She frowned and began listing the reasons why I was mistaken. She was probably right, having lived and worked in Kosovo for many years longer than I, but I was only half paying attention, thinking at the same time about what it was to grow up wanting to work for the United Nations. We were seated with a man from Nepal, an Irish woman, an Algerian, an Italian, three or four Serbs, two Americans and more. Between those different people there was little agreement on any subject, but we weren’t really trying either. The sound of fireworks and automatic gunfire in the streets had increased until it was nearly a solid wave of white noise, broken only occasionally by tiny explosions of silence.

I thought that the human condition must be improving, but it is true that I had little evidence for my position. Perhaps I only imagined that my own condition was improving, as we drained our glasses of rakia again and again. In fact, our town is no success story, but only a population living under an imposed armistice, a city that has been cut into two by occupying forces and the vengeance of its own citizens.

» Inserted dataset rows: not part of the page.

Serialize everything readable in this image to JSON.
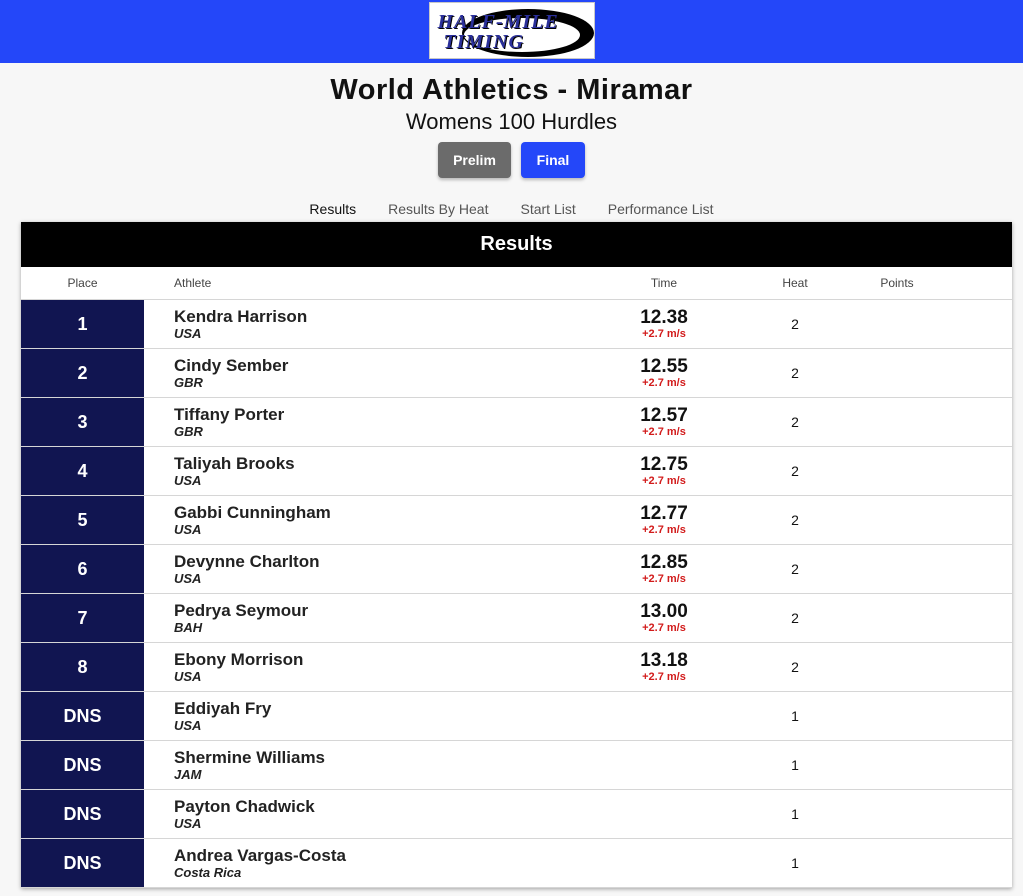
{
  "logo": {
    "line1": "HALF-MILE",
    "line2": "TIMING"
  },
  "meet": {
    "title": "World Athletics - Miramar",
    "event": "Womens 100 Hurdles"
  },
  "rounds": {
    "prelim": "Prelim",
    "final": "Final",
    "active": "final"
  },
  "tabs": [
    "Results",
    "Results By Heat",
    "Start List",
    "Performance List"
  ],
  "panel": {
    "title": "Results"
  },
  "columns": {
    "place": "Place",
    "athlete": "Athlete",
    "time": "Time",
    "heat": "Heat",
    "points": "Points"
  },
  "colors": {
    "brand": "#2447f9",
    "place_bg": "#111551",
    "wind": "#d21b1b"
  },
  "results": [
    {
      "place": "1",
      "name": "Kendra Harrison",
      "team": "USA",
      "time": "12.38",
      "wind": "+2.7 m/s",
      "heat": "2",
      "points": ""
    },
    {
      "place": "2",
      "name": "Cindy Sember",
      "team": "GBR",
      "time": "12.55",
      "wind": "+2.7 m/s",
      "heat": "2",
      "points": ""
    },
    {
      "place": "3",
      "name": "Tiffany Porter",
      "team": "GBR",
      "time": "12.57",
      "wind": "+2.7 m/s",
      "heat": "2",
      "points": ""
    },
    {
      "place": "4",
      "name": "Taliyah Brooks",
      "team": "USA",
      "time": "12.75",
      "wind": "+2.7 m/s",
      "heat": "2",
      "points": ""
    },
    {
      "place": "5",
      "name": "Gabbi Cunningham",
      "team": "USA",
      "time": "12.77",
      "wind": "+2.7 m/s",
      "heat": "2",
      "points": ""
    },
    {
      "place": "6",
      "name": "Devynne Charlton",
      "team": "USA",
      "time": "12.85",
      "wind": "+2.7 m/s",
      "heat": "2",
      "points": ""
    },
    {
      "place": "7",
      "name": "Pedrya Seymour",
      "team": "BAH",
      "time": "13.00",
      "wind": "+2.7 m/s",
      "heat": "2",
      "points": ""
    },
    {
      "place": "8",
      "name": "Ebony Morrison",
      "team": "USA",
      "time": "13.18",
      "wind": "+2.7 m/s",
      "heat": "2",
      "points": ""
    },
    {
      "place": "DNS",
      "name": "Eddiyah Fry",
      "team": "USA",
      "time": "",
      "wind": "",
      "heat": "1",
      "points": ""
    },
    {
      "place": "DNS",
      "name": "Shermine Williams",
      "team": "JAM",
      "time": "",
      "wind": "",
      "heat": "1",
      "points": ""
    },
    {
      "place": "DNS",
      "name": "Payton Chadwick",
      "team": "USA",
      "time": "",
      "wind": "",
      "heat": "1",
      "points": ""
    },
    {
      "place": "DNS",
      "name": "Andrea Vargas-Costa",
      "team": "Costa Rica",
      "time": "",
      "wind": "",
      "heat": "1",
      "points": ""
    }
  ]
}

After awhile I stopped listening and instead watched children leaning out the windows of their flats across the street, pointing bottle rockets at the KFOR soldiers walking towards the bridge. It’s not that I wasn’t interested in what she was saying, but only that I was getting very drunk, and so where we all. At midnight, we all kissed one another on the cheek three times. We wished each another a happy new year, and I feel pretty sure that we meant it too.

We staggered home across the river Ibar to our apartment on the Albanian side of town. Clouds of smoke hung in the street, from which packs of children occasionally appeared, only to be consumed again by the smoke of another volley of fireworks. A few of the youngest Albanians dressed from head to toe in the pants, coat, beard and hat of Santa Claus. The winter holidays have been co-opted and combined here into a single month-long celebration: New Year’s fireworks, Bajram’s sacrificial goats, small plastic Christmas trees and Orthodox observances too. The armistice was imposed, but no one thought twice about taking time off work for the holiday of the people they stood in opposition to. We fell into bed before the chaos showed any sign of subsiding. Through our window we could see the colored lights reflecting off the apartment buildings, turning them green, pink and then green again.

But what I meant to tell her was this: Surely the world is getting better… because you’re in it, and because you wanted to work for the United Nations since you were very young. How is it that you grew up with such an ideal? Because surely the ultimate goal of that organization is not governance like that which we live under in Kosovo, with its mixed successes and undeniable failures. Surely the ultimate goal must be its own eradication, in some future era when humanity takes precedence over nationality, and when nations finally become useless anachronisms.

Someone told me about the many good things you did when you lived in Kosovo. I hope they told you too. I would have told you myself, but on New Year’s Eve I was too distracted by the noise. Tusen takk.

Blackbrid is an American artist living in Kosovo. This post describes last year's celebrations in Mitrovica.

Comments (1)

Owen said:

Owen
...
The UN's activities are like the people who make it up - mixed, some good, some bad, some effective, some destructive, some honest, some bent ... What counts is holding it (and the member States) to account.